A empresa sediada em Dallas anunciou nesta segunda-feira (16) que havia firmado um acordo com seus credores que "eliminará substancialmente toda" sua dívida de aproximadamente US$ 2 bilhões e fornecerá US$ 200 milhões em novos financiamentos para manter a At Home operando enquanto ela navega pelo processo do Capítulo 11.

Brad Weston, CEO da At Home, que ingressou na empresa no ano passado, disse em um comunicado que a empresa está "operando em um cenário de ambiente comercial cada vez mais dinâmico e em rápida evolução, enquanto lidamos com o impacto das tarifas" e que as mudanças "melhorarão nossa capacidade de competir no mercado diante da volatilidade contínua e aumentarão a resiliência de nossos negócios a longo prazo".

Empresas nos Estados Unidos estão enfrentando a incerteza quanto às tarifas, inclusive sobre os países de onde a At Home obtém seus produtos, principalmente a China.

Em determinado momento, as tarifas americanas sobre aquele país chegaram a 145%, antes de um acordo no mês passado para reduzi-las temporariamente para 30%.

Uma redução nos gastos discricionários nos EUA nos últimos anos também causou problemas para o setor de produtos para casa, com a The Container Store, a Bed Bath & Beyond e a Big Lots entrando com pedido de falência.

No entanto, o principal problema da At Home é a "extensa dívida que a empresa tinha em seu balanço", segundo Neil Saunders, diretor-gerente da GlobalData. "Isso não era sustentável e sua eliminação pelo Capítulo 11 proporcionará uma base mais estável para a empresa operar."

Ele acrescentou que a proposta da At Home é “fraca” e “não é suficientemente diferenciada para competir com rivais como Ikea, Wayfair e outros”.

“Há muito pouca inspiração e quase nada de entusiasmo para atrair as pessoas às lojas, principalmente em áreas onde a concorrência é alta”, escreveu Saunders em uma nota.

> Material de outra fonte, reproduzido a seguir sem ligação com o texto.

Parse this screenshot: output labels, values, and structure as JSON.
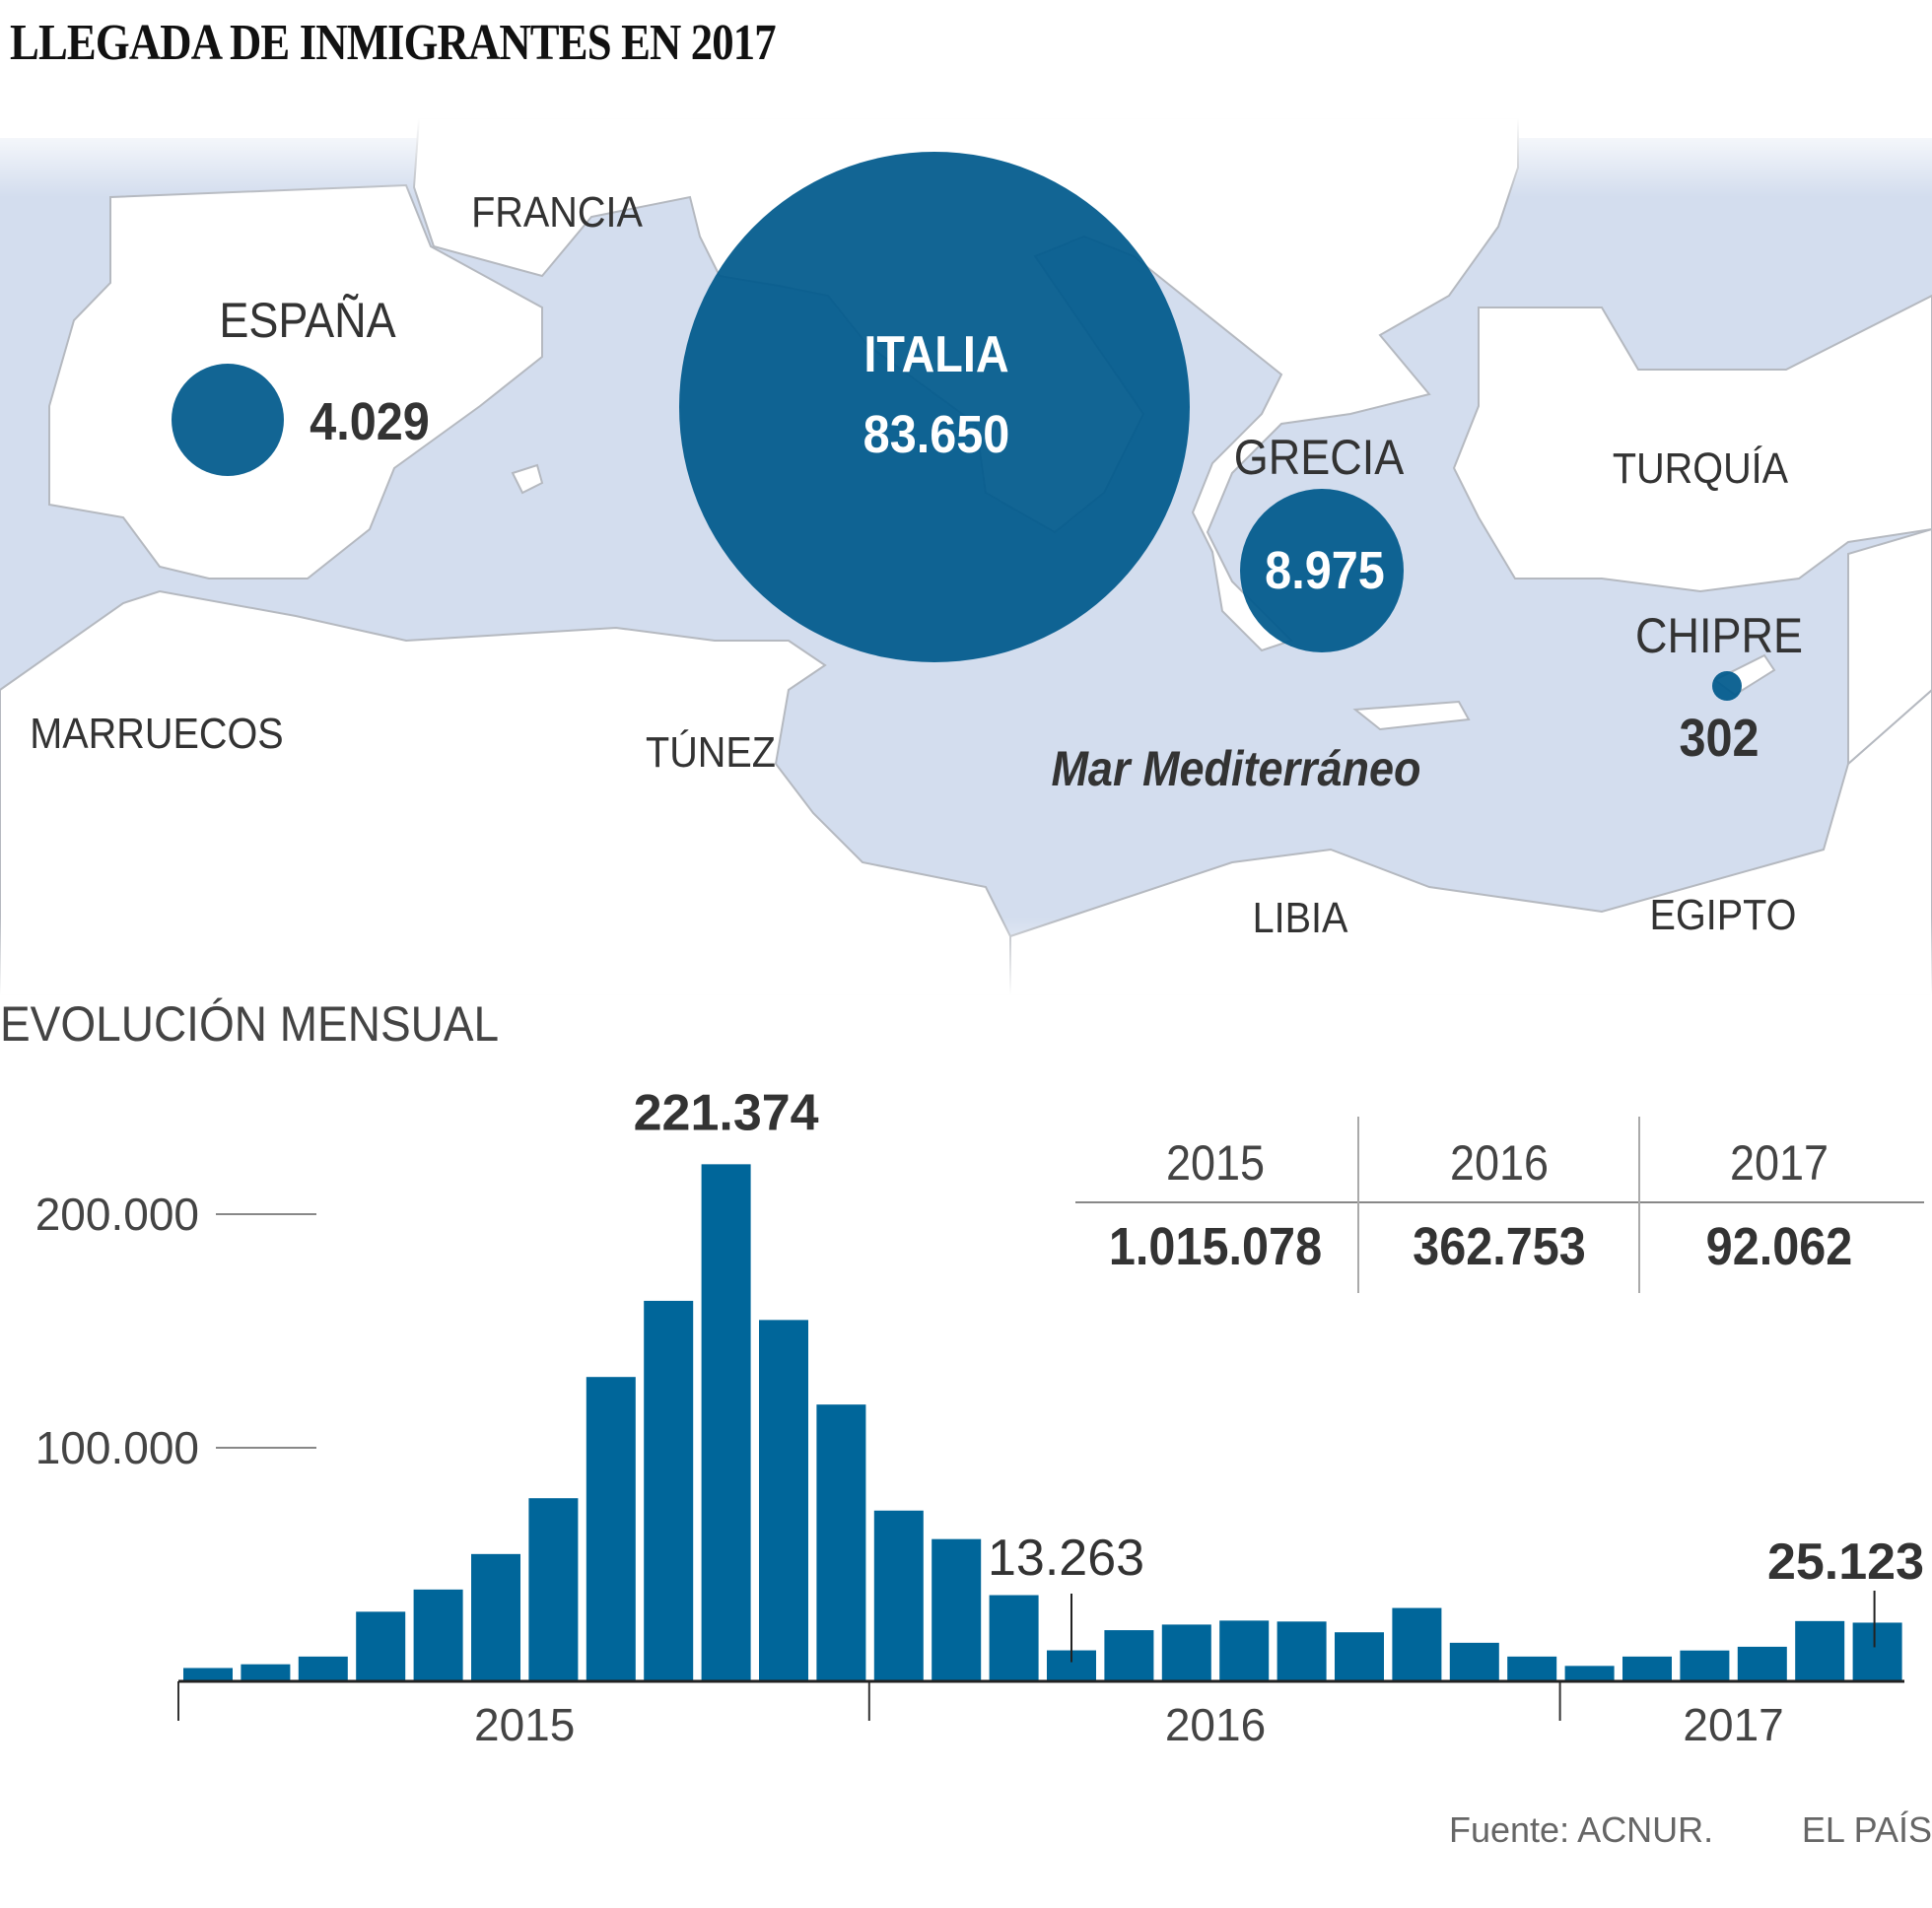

A At Home, que vende uma grande variedade de itens, como móveis, tapetes e outros acessórios para casa, disse que continuaria operando normalmente, inclusive atendendo pedidos, pagando fornecedores e mantendo seu programa de fidelidade durante o processo do Capítulo 11.

No entanto, a empresa privada deu a entender que poderia fechar algumas lojas, dizendo que "a maioria de nossas lojas permanecerá aberta". O Wall Street Journal relatou recentemente que cerca de 20 lojas At Home estavam programadas para fechar.

Ao sair do Capítulo 11, a At Home “seguirá em frente com novos proprietários e um balanço significativamente fortalecido”, disse Weston.